Van Vechten was a white man championing Black artists. Erickson is a Black man celebrating a white woman’s work—a white woman who was not always a beacon of racial enlightenment.
“At first she has pretty racist caricatures of Blackness,” Erickson says of Ouida. “Then she became increasingly sympathetic until the novel Princess Napraxine, where she includes her first Black character that has agency. And in Folle-Farine, her protagonist is half Romani, half French. Because of the Romani heritage she’s otherized. So she becomes a stand-in for Blackness on some level. Ouida even ties it to some of the ways that Black people would have been treated in nineteenth-century France. For me, it was a very cathartic reading.”
*
As an author, I have a vested interest in the plight of female writers lost to time. Perhaps seeing my own Ghost of Christmas Yet to Come, I rally to their cause: Who will speak for Elaine Dundy’s The Dud Avocado? Dawn Powell’s The Locusts Have No King?
A friend recently thrust into my hands Brother of the More Famous Jack by Barbara Trapido. I wasn’t all that into it at first, but a week later, I was reading it on the subway when I thought, This might be the best novel I’ve ever read.

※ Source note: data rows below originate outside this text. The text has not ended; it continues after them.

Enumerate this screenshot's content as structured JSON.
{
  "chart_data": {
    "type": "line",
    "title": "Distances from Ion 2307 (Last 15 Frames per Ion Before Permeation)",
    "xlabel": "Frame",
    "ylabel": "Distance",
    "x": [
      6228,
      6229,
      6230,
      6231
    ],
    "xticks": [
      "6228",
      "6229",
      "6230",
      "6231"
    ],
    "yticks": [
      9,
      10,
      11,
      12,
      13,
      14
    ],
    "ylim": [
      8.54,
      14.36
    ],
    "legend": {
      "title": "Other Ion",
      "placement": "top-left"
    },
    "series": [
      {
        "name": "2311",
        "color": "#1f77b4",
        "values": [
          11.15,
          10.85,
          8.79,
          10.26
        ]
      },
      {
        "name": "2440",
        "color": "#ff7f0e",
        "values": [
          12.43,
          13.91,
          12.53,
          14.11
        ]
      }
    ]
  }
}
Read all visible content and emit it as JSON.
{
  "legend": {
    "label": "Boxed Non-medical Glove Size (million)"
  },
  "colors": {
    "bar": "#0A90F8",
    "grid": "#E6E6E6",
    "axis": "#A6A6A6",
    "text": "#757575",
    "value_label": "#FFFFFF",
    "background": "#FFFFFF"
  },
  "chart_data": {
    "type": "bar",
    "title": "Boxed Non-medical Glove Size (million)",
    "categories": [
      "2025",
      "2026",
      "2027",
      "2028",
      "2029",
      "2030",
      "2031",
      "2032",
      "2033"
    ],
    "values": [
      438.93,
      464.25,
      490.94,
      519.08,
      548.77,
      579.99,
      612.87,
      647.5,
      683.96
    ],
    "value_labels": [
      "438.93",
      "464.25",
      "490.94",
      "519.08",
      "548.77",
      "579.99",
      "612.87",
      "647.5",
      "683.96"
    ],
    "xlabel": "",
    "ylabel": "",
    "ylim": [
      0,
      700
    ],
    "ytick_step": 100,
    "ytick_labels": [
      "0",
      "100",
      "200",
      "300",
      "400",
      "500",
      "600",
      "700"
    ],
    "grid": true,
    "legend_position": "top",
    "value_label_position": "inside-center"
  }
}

I texted my friend a photo of the book and said, “This snuck up on me.”
She wrote right back: “It blew my mind realizing the less-good parts were her exercising some kind of nearly invisible mastery, like the girl is less interesting at the beginning so she’s written to be duller and her observations aren’t as sharp or exciting. The book starts out like ok, what’s the big deal and then…”
*
In his essay “Why I Stopped Hating Shakespeare,” James Baldwin writes, “[The poet’s] responsibility, which is also his joy and his strength and his life, is to defeat all labels and complicate all battles by insisting on the human riddle, to bear witness, as long as breath is in him, to that mighty, unnamable, transfiguring force which lives in the soul of man, and to aspire to do his work so well that when the breath has left him, the people—all people!—who search in the rubble for a sign or a witness will be able to find him there.”
We can’t pull every author who ever lived out of the pit of anonymity. We can’t appeal every one of Hugh Kenner’s seemingly sexist decisions. And yet, how often we find the book we need at the right moment. How often as writers our work is found, eventually, by the right person. Jesse Erickson looked into the rubble and found Ouida’s heart and soul, and he loved her across time and space. To be read with that much care by one person, one day—it’s all any of us as writers can ever hope for.